LEITURA BÍBLICA
Lucas 15
1Todos os publicanos e transgressores se aproximavam dele para ouçam-lo.
2Os parushim e os mestres da Torah murmuravam: ‘Ele recebe transgressores e come com eles.’
3Então propôs-lhes esta ilustração:
4Qual de vocês, tendo cem ovelhas e perdendo uma, não deixa as noventa e nove no deserto e vai atrás da perdida até encontrá-la?
5Ao encontrá-la, ele a põe sobre os ombros, cheio de alegria.
6Chegando em casa, reúne amigos e vizinhos e diz: Alegrem-se comigo, porque achei a ovelha que estava perdida.
7Eu vos digo que, assim, haverá maior alegria no céu por um transgressor que se arrepende do que por noventa e nove justos que não precisam de arrependimento.”
8Qual Ou mulher que possui dez dracmas e perde uma delas não acende a lâmpada, varre a casa e busca com cuidado até encontrá-la?
9Achando-a, reúne amigas e vizinhas e diz: Alegrem-se comigo, porque achei a dracma que havia perdido.
10Pois eu vos digo que há alegria diante dos mensageiros de Elohim por um só transgressor que se arrepende.”
11Ele disse: Certo homem tinha dois filhos.
12O filho mais moço disse ao pai: Pai, dá-me a parte dos bens que me cabe. O pai repartiu entre eles os seus haveres.
13Poucos dias depois, o filho mais novo ajuntou tudo, partiu para uma terra distante e, ali, desperdiçou seus bens em vida dissoluta.
14Depois de desperdiçar tudo, sobreveio grande fome naquela terra e ele começou a passar necessidade.
15Foi, então, servir a um cidadão daquele país, que o mandou para os campos apascentar porcos.
16Ele desejava saciar a fome com as alfarrobas que os porcos comiam, mas ninguém lhe dava nada.
17Voltando a si, pensou: Quantos empregados de meu pai têm pão com fartura, e eu aqui morro de fome!

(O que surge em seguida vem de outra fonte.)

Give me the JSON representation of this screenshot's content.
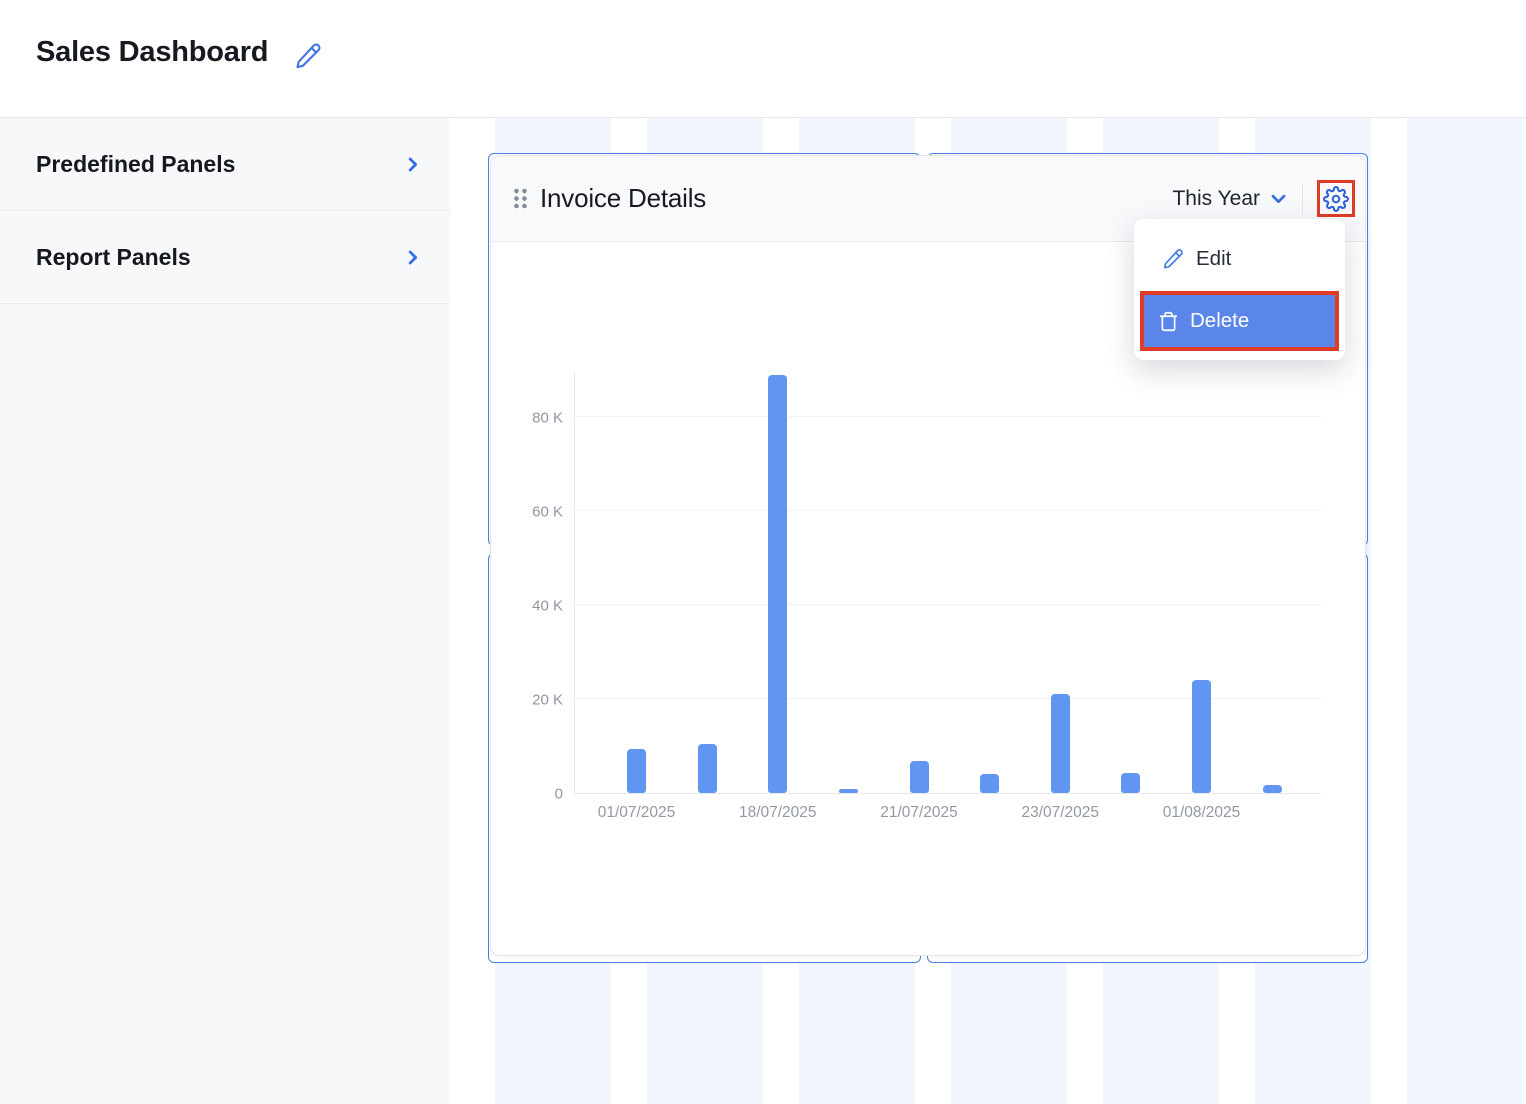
{
  "app": {
    "title": "Sales Dashboard"
  },
  "sidebar": {
    "items": [
      {
        "label": "Predefined Panels"
      },
      {
        "label": "Report Panels"
      }
    ]
  },
  "panel": {
    "title": "Invoice Details",
    "range_label": "This Year",
    "menu": {
      "edit_label": "Edit",
      "delete_label": "Delete"
    }
  },
  "chart_data": {
    "type": "bar",
    "title": "Invoice Details",
    "categories": [
      "01/07/2025",
      "",
      "18/07/2025",
      "",
      "21/07/2025",
      "",
      "23/07/2025",
      "",
      "01/08/2025",
      ""
    ],
    "values": [
      9300,
      10500,
      89000,
      800,
      6900,
      4000,
      21000,
      4200,
      24000,
      1700
    ],
    "y_ticks": [
      0,
      20000,
      40000,
      60000,
      80000
    ],
    "y_tick_labels": [
      "0",
      "20 K",
      "40 K",
      "60 K",
      "80 K"
    ],
    "ylim": [
      0,
      90000
    ],
    "xlabel": "",
    "ylabel": "",
    "grid": "horizontal",
    "legend": "none",
    "bar_color": "#6095f2"
  },
  "colors": {
    "accent_blue": "#3b6fe0",
    "gear_blue": "#2f62d9",
    "outline_blue": "#4d7ee2",
    "highlight_red": "#e03b24",
    "delete_bg": "#5b86e9",
    "stripe": "#f1f5fd",
    "bar": "#6095f2"
  }
}
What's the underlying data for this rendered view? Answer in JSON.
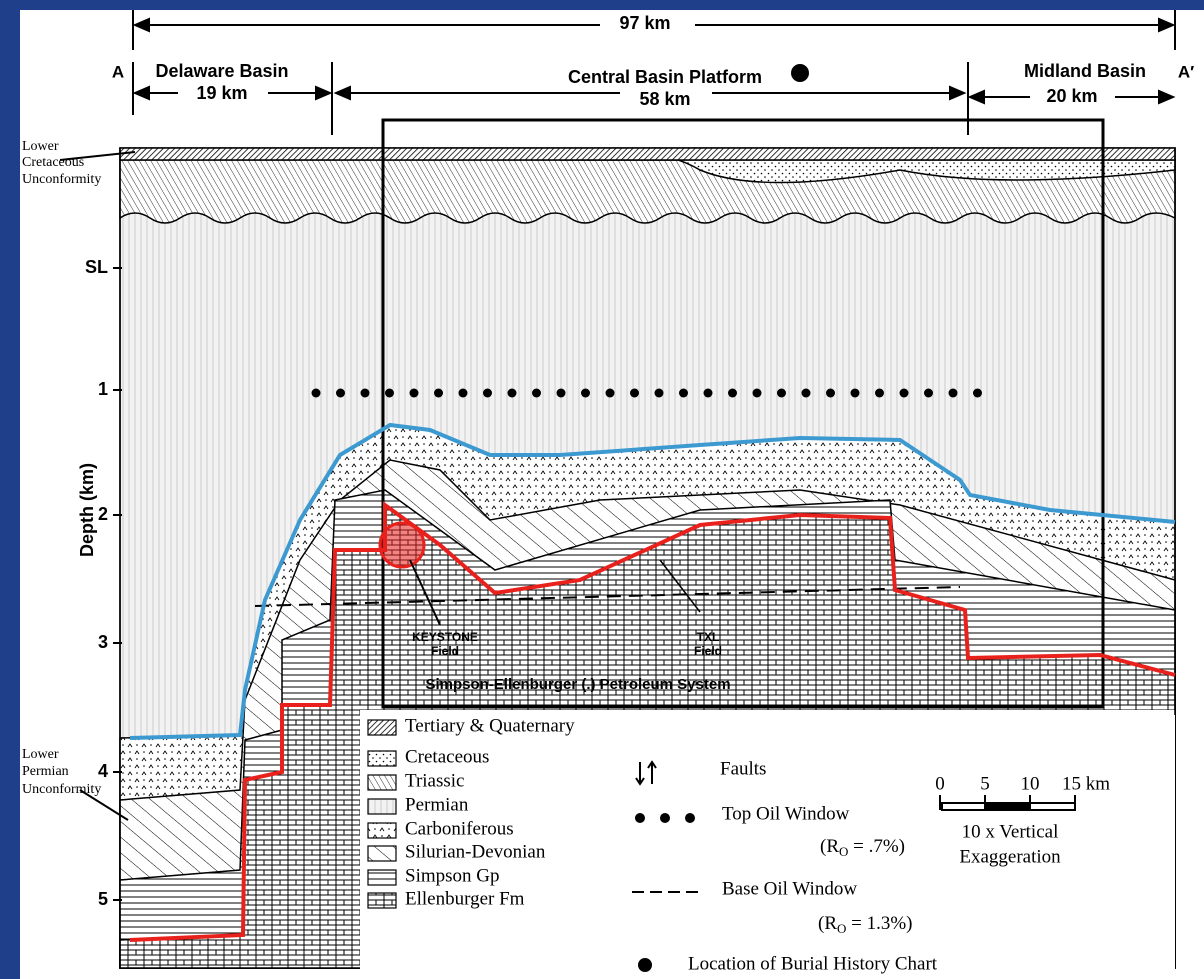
{
  "header": {
    "total": "97 km",
    "left_end": "A",
    "right_end": "A′",
    "sections": [
      {
        "name": "Delaware Basin",
        "width": "19 km"
      },
      {
        "name": "Central Basin Platform",
        "width": "58 km"
      },
      {
        "name": "Midland Basin",
        "width": "20 km"
      }
    ]
  },
  "unconformities": {
    "upper": [
      "Lower",
      "Cretaceous",
      "Unconformity"
    ],
    "lower": [
      "Lower",
      "Permian",
      "Unconformity"
    ]
  },
  "axis": {
    "label": "Depth (km)",
    "ticks": [
      "SL",
      "1",
      "2",
      "3",
      "4",
      "5"
    ]
  },
  "fields": [
    {
      "name": "KEYSTONE",
      "sub": "Field"
    },
    {
      "name": "TXL",
      "sub": "Field"
    }
  ],
  "petroleum_system": "Simpson-Ellenburger (.) Petroleum System",
  "legend": [
    "Tertiary & Quaternary",
    "Cretaceous",
    "Triassic",
    "Permian",
    "Carboniferous",
    "Silurian-Devonian",
    "Simpson Gp",
    "Ellenburger Fm"
  ],
  "symbols": {
    "faults": "Faults",
    "top_oil": "Top Oil Window",
    "top_oil_ro": {
      "pre": "(R",
      "sub": "O",
      "post": " = .7%)"
    },
    "base_oil": "Base Oil Window",
    "base_oil_ro": {
      "pre": "(R",
      "sub": "O",
      "post": " = 1.3%)"
    },
    "burial": "Location of Burial History Chart"
  },
  "scale": {
    "ticks": [
      "0",
      "5",
      "10",
      "15 km"
    ],
    "note": [
      "10 x Vertical",
      "Exaggeration"
    ]
  }
}
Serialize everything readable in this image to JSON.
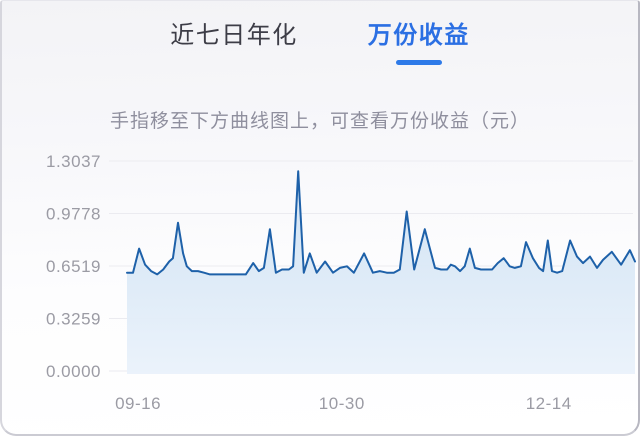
{
  "tabs": [
    {
      "label": "近七日年化",
      "active": false
    },
    {
      "label": "万份收益",
      "active": true
    }
  ],
  "subtitle": "手指移至下方曲线图上，可查看万份收益（元）",
  "chart_data": {
    "type": "area",
    "title": "万份收益（元）",
    "unit": "元",
    "legend": "none",
    "grid": "horizontal",
    "y_ticks": [
      "1.3037",
      "0.9778",
      "0.6519",
      "0.3259",
      "0.0000"
    ],
    "y_max": 1.3037,
    "x_domain": [
      0,
      109.5
    ],
    "x_ticks": [
      {
        "label": "09-16",
        "d": 2.4
      },
      {
        "label": "10-30",
        "d": 46.3
      },
      {
        "label": "12-14",
        "d": 90.9
      }
    ],
    "series": [
      {
        "name": "万份收益",
        "points": [
          [
            0,
            0.61
          ],
          [
            1.3,
            0.61
          ],
          [
            2.6,
            0.76
          ],
          [
            3.9,
            0.66
          ],
          [
            5.2,
            0.62
          ],
          [
            6.5,
            0.6
          ],
          [
            7.8,
            0.63
          ],
          [
            9.1,
            0.68
          ],
          [
            9.9,
            0.7
          ],
          [
            11,
            0.92
          ],
          [
            12.1,
            0.73
          ],
          [
            12.9,
            0.65
          ],
          [
            14,
            0.62
          ],
          [
            15.3,
            0.62
          ],
          [
            16.6,
            0.61
          ],
          [
            17.9,
            0.6
          ],
          [
            20.5,
            0.6
          ],
          [
            23.1,
            0.6
          ],
          [
            25.6,
            0.6
          ],
          [
            27.2,
            0.67
          ],
          [
            28.4,
            0.62
          ],
          [
            29.5,
            0.64
          ],
          [
            30.8,
            0.88
          ],
          [
            32.1,
            0.61
          ],
          [
            33.4,
            0.63
          ],
          [
            34.9,
            0.63
          ],
          [
            35.8,
            0.65
          ],
          [
            36.9,
            1.24
          ],
          [
            38.1,
            0.61
          ],
          [
            39.4,
            0.73
          ],
          [
            40.9,
            0.61
          ],
          [
            42.7,
            0.68
          ],
          [
            44.4,
            0.61
          ],
          [
            45.9,
            0.64
          ],
          [
            47.4,
            0.65
          ],
          [
            48.9,
            0.61
          ],
          [
            51.1,
            0.73
          ],
          [
            53,
            0.61
          ],
          [
            54.5,
            0.62
          ],
          [
            56,
            0.61
          ],
          [
            57.5,
            0.61
          ],
          [
            58.8,
            0.63
          ],
          [
            60.3,
            0.99
          ],
          [
            61.9,
            0.63
          ],
          [
            64.2,
            0.88
          ],
          [
            65.3,
            0.76
          ],
          [
            66.4,
            0.64
          ],
          [
            67.7,
            0.63
          ],
          [
            69,
            0.63
          ],
          [
            69.8,
            0.66
          ],
          [
            70.7,
            0.65
          ],
          [
            71.8,
            0.62
          ],
          [
            72.8,
            0.65
          ],
          [
            73.9,
            0.76
          ],
          [
            75,
            0.64
          ],
          [
            76.3,
            0.63
          ],
          [
            77.6,
            0.63
          ],
          [
            78.7,
            0.63
          ],
          [
            79.9,
            0.67
          ],
          [
            81.2,
            0.7
          ],
          [
            82.5,
            0.65
          ],
          [
            83.6,
            0.64
          ],
          [
            84.9,
            0.65
          ],
          [
            86,
            0.8
          ],
          [
            87.5,
            0.7
          ],
          [
            88.8,
            0.64
          ],
          [
            89.7,
            0.62
          ],
          [
            90.7,
            0.81
          ],
          [
            91.6,
            0.62
          ],
          [
            92.7,
            0.61
          ],
          [
            93.8,
            0.62
          ],
          [
            95.5,
            0.81
          ],
          [
            97,
            0.71
          ],
          [
            98.3,
            0.67
          ],
          [
            99.8,
            0.71
          ],
          [
            101.3,
            0.64
          ],
          [
            102.6,
            0.69
          ],
          [
            104.5,
            0.74
          ],
          [
            106.5,
            0.66
          ],
          [
            108.4,
            0.75
          ],
          [
            109.5,
            0.68
          ]
        ]
      }
    ],
    "colors": {
      "line": "#1e61a9",
      "fill_top": "#d6e6f5",
      "fill_bottom": "#eaf2fb",
      "grid": "#ebebf0",
      "axis_text": "#9b9ba4",
      "tab_active": "#2b6fe3",
      "tab_inactive": "#3d3d47",
      "tab_underline": "#2e7ae8"
    }
  }
}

18Levantar-me-ei, irei ao meu pai e lhe direi: Pai, pequei contra os céus e diante de ti;
19Já não sou digno de ser chamado teu filho; trata-me como um dos teus empregados.”
20Levantou-se e voltou para o pai. Ainda estava longe quando o pai o viu, compadeceu-se, correu, lançou-se-lhe ao pescoço e o beijou.
21O filho disse: Pai, pequei contra os céus e diante de ti; já não sou digno de ser chamado teu filho.
22O pai, porém, chamou os servos e ordenou: Tragam logo a melhor túnica e vistam-no; coloquem-lhe um anel no dedo e sandálias nos pés.
23Tragam também o bezerro cevado, matem-no; comamos e festejemos.
24Porque este meu filho estava morto, e reviveu; estava perdido, e foi achado. Então começaram a celebrar.
25O filho mais velho estava no campo. Ao voltar e chegar perto de casa, ouviu a música e as danças.
26Um dos servos se aproximou e perguntou o que estava acontecendo.
27O servo respondeu: Chegou teu irmão, e teu pai mandou matar o bezerro cevado, pois o recebeu são e salvo.
28Ele se indignou e recusou entrar. O pai saiu e tentou convencê-lo.
29Ele respondeu ao pai: Há tantos anos te sirvo sem nunca transgredir tua ordem, e nunca me deste um cabrito para festejar com meus amigos.
30Agora chega este teu filho, que desperdiçou teus bens com prostitutas, e tu matas para ele o bezerro cevado.
31O pai respondeu: Filho, você sempre está comigo e tudo o que é meu é seu.
32Era justo, porém, festejarmos e nos alegrarmos, porque este teu irmão estava morto e reviveu; estava perdido e foi encontrado.